バクタ・タンクのほか、「クローン・ウォーズ」などでは患部に付けるバクタ・パッチが、「マンダロリアン」ではIG-11がディン・ジャリンの治療にバクタ・スプレーを噴霧し、「ボバ・フェット/The Book of Boba Fett」ではボバ・フェットが患者が横たわるタイプのバクタ・ポッドを使用するなど、バクタは様々な用法がある。
スリーモ
ポキットはジョッドのことを指し、子どもたちに「このスリーモ(sleemo)を信じるな」と言っている。
「スリーモ」は、『ファントム・メナス(エピソード1)』でセブルバが用いていたハット語での侮辱の言葉だ。また、『クローンの攻撃(エピソード2)』ではザム・ウェセルが命を落とす間際に言っている。
トログロフ
スカル・リッジ山ホテル&スパの泥風呂につかるハットにトレイを持って行ったトログロフは、『最後のジェダイ(エピソード8)』にて、カント・バイトのカジノでディーラーをしていた種族だ。

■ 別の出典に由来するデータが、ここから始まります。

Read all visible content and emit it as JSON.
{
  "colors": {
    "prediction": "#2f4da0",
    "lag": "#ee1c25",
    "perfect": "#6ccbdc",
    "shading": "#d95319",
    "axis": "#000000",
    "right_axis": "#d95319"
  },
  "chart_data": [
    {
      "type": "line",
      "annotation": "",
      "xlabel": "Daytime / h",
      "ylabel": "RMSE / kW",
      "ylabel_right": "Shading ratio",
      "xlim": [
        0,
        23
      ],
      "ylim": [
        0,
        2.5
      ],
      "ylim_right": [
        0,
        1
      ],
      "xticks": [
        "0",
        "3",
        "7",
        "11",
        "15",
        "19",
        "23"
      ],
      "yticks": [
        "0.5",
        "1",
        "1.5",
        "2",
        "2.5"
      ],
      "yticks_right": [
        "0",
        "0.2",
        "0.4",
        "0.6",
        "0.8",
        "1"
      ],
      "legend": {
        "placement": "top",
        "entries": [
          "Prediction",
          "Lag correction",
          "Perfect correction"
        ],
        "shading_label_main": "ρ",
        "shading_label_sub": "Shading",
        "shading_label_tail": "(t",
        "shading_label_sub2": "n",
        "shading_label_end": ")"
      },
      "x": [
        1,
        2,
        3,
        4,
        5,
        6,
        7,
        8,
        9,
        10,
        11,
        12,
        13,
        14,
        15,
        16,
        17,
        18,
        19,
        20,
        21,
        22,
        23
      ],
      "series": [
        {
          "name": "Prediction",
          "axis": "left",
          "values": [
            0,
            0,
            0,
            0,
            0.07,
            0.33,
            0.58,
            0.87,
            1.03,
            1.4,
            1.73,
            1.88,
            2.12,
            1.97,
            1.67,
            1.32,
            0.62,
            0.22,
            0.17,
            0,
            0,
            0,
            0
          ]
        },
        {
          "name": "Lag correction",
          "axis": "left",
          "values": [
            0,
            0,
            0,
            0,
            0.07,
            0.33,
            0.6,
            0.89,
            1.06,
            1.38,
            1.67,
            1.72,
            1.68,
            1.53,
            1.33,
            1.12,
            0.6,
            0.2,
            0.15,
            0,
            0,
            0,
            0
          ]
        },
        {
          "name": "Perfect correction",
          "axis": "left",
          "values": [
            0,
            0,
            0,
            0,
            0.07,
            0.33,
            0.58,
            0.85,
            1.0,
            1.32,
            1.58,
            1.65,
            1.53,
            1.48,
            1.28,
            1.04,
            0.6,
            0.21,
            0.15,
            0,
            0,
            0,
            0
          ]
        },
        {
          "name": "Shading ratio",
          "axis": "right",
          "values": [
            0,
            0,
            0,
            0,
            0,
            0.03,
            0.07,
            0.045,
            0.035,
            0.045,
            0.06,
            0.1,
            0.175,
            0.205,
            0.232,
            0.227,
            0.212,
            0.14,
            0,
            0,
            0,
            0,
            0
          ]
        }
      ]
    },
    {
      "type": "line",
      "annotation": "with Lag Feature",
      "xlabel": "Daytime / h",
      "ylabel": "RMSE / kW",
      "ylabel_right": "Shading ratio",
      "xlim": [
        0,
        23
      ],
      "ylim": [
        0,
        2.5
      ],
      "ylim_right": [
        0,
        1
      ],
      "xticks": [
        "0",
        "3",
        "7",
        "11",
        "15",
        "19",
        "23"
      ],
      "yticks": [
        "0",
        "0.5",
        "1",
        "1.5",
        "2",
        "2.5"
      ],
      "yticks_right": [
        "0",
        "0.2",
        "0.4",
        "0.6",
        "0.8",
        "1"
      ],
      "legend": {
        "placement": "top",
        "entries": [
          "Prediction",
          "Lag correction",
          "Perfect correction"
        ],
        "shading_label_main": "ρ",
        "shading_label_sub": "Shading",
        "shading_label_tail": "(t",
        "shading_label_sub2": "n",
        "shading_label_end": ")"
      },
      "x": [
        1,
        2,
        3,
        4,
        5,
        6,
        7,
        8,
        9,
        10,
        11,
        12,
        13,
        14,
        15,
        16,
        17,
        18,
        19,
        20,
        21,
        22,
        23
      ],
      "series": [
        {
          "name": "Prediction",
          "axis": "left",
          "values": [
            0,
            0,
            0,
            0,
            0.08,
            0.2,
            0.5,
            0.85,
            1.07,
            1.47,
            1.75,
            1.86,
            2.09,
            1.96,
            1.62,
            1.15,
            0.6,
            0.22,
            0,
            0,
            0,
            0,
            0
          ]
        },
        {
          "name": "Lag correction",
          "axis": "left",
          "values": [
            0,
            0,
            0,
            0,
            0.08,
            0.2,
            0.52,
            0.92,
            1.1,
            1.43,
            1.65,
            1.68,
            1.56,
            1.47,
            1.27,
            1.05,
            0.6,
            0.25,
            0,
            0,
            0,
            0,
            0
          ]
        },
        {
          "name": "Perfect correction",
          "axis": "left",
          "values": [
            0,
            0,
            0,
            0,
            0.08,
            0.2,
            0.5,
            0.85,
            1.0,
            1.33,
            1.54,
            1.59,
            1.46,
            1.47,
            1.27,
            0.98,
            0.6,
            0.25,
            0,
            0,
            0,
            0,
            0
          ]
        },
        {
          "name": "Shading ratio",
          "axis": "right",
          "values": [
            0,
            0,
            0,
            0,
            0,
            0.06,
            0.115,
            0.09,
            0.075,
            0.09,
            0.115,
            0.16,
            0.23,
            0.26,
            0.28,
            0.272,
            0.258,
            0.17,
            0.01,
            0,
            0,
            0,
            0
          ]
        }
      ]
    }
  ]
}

Star Wars.comのインタビュー記事では、このトログロフの声は「スター・ウォーズ:スケルトン・クルー」の共同クリエーターであるクリス・フォードが演じたと明かされている。
ちなみに、このハットは「ボバ・フェット/The Book of Boba Fett」に登場した双子のハットの男の個体のように、口の下にタトゥーが入っている。このハットの声を演じたのは、「スター・ウォーズ:スケルトン・クルー」のサウンドデザイナーのデヴィッド・W・コリンズだ。
ウル=キッタート
ニールは、泥風呂の付近の刻印を観察しているとウィムに連絡する。ここでニールとジョッド、KBが見ているのは、シスの古代言語であるウル=キッタートのようだ。
ウル=キッタートは、『スカイウォーカーの夜明け(エピソード9)』でのオーチの短剣に刻まれていたほか、「クローン・ウォーズ」や「反乱者たち」、「スター・ウォーズ:アソーカ」などに登場した太古のシスの言語だ。
なぜシスの言語がスカル・リッジ山に刻まれているのか?今や観光地となってしまった場所にシスの言語があることにも不気味さを感じる…
スキピオ
警備員は、ジョッドにスピキオのウミアム・ゴーロックス教授かと確認する。
スキピオは、「クローン・ウォーズ」シーズン6 第5話の「古い友達」にて言及され、「クローヴィスの台頭」で登場したインターギャラクティック銀行グループの本部がある氷の惑星だ。
「スター・ウォーズ:スケルトン・クルー」はDisney+ (ディズニープラス)で配信中。